Starting with newspapers in ancient China and Rome then on to Greek bloggers of a sort, moving through pamphlets, British diarists and early newspapers, the author traces how the recording of events led first to the modern newspaper and finally into the age of blogs. Through-out this story, there is a theme of early innovators gradually being moved aside as larger players dominate new inventions- a fact that shouldn’t been forgotten by today’s bloggers dreaming of overthrowing the old media.
The chapters that follow cover the history of blogs from Internet pioneer Tim Berners-Lee’s early web pages to the creation of tagging by Joshua Schachter (creator of del.icio.us), that is so common today, and other milestones that led to where blogging is today.

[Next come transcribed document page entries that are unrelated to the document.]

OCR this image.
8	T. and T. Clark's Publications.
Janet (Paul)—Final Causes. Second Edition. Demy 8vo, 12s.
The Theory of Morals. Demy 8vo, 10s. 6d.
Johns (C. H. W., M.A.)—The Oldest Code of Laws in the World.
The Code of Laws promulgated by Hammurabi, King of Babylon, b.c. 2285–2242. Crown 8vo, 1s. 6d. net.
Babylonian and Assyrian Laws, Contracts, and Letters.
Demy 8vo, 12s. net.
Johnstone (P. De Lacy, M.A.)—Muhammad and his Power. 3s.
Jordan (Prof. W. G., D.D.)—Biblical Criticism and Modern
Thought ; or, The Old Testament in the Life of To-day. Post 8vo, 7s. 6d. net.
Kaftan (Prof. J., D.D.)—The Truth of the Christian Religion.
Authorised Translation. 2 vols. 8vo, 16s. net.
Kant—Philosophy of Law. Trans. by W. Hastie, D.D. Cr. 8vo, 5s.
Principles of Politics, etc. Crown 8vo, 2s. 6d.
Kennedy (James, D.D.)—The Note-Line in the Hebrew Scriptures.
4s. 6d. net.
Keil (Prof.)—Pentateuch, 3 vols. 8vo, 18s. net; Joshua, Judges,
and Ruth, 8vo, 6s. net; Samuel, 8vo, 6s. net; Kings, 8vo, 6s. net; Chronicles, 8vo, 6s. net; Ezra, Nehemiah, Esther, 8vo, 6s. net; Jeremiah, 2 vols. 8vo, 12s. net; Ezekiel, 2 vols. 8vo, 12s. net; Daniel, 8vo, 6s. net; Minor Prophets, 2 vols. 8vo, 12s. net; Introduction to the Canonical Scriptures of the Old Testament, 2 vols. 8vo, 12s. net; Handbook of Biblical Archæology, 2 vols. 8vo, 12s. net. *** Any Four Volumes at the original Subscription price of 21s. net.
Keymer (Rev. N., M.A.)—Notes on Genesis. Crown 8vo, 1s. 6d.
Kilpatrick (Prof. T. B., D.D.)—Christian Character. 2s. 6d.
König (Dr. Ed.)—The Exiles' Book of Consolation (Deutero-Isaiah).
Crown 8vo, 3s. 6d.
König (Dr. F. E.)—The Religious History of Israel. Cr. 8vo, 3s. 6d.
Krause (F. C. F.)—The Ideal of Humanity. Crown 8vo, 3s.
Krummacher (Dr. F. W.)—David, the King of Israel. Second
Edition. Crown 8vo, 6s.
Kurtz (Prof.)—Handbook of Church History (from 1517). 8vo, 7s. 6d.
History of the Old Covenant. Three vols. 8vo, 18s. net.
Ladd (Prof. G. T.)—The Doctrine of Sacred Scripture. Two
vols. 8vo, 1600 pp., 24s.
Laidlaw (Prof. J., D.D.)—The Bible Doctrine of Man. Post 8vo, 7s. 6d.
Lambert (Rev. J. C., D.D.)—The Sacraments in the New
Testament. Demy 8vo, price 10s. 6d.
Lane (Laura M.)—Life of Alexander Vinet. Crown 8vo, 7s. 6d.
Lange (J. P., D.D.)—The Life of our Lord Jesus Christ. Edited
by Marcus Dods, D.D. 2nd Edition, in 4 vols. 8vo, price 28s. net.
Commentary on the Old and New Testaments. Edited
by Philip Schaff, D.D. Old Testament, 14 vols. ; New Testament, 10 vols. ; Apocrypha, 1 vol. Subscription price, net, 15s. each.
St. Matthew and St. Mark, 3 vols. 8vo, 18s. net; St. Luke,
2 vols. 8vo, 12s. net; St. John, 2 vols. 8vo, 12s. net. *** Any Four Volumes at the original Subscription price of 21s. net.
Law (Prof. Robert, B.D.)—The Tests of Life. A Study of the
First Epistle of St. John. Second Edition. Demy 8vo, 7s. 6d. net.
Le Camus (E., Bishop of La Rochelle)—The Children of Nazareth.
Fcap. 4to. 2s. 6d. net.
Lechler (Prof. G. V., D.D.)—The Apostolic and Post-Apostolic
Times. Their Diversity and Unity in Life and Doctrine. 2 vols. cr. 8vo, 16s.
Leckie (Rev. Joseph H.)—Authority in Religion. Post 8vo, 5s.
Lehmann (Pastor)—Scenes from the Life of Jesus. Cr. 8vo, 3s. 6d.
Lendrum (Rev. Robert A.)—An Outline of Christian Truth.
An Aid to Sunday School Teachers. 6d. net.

It’s not until chapter 9 or 11 that the practical material is introduced and by that time experienced bloggers will have probably picked up enough advice via the interviews with bloggers such as Bruce Sterling and Mr. Jalopy, as well as checking out the links listed in the sidebars, to feel that this book has been more than a history lesson. Sections of the book cover everything from writing-style and design, to promoting and coverage of some legal issues (abet mostly from a American-law perspective.)
Early in the introduction there is mention that this book would make a good textbook, I’d agree; there’s a lot of information in these 230-odd pages. Dispatches not suited to the complete novice, but if you know your way around the ‘net and you need a good primer on blogging, you’ll probably learn a lot from this book, or at the least, where to go to find it.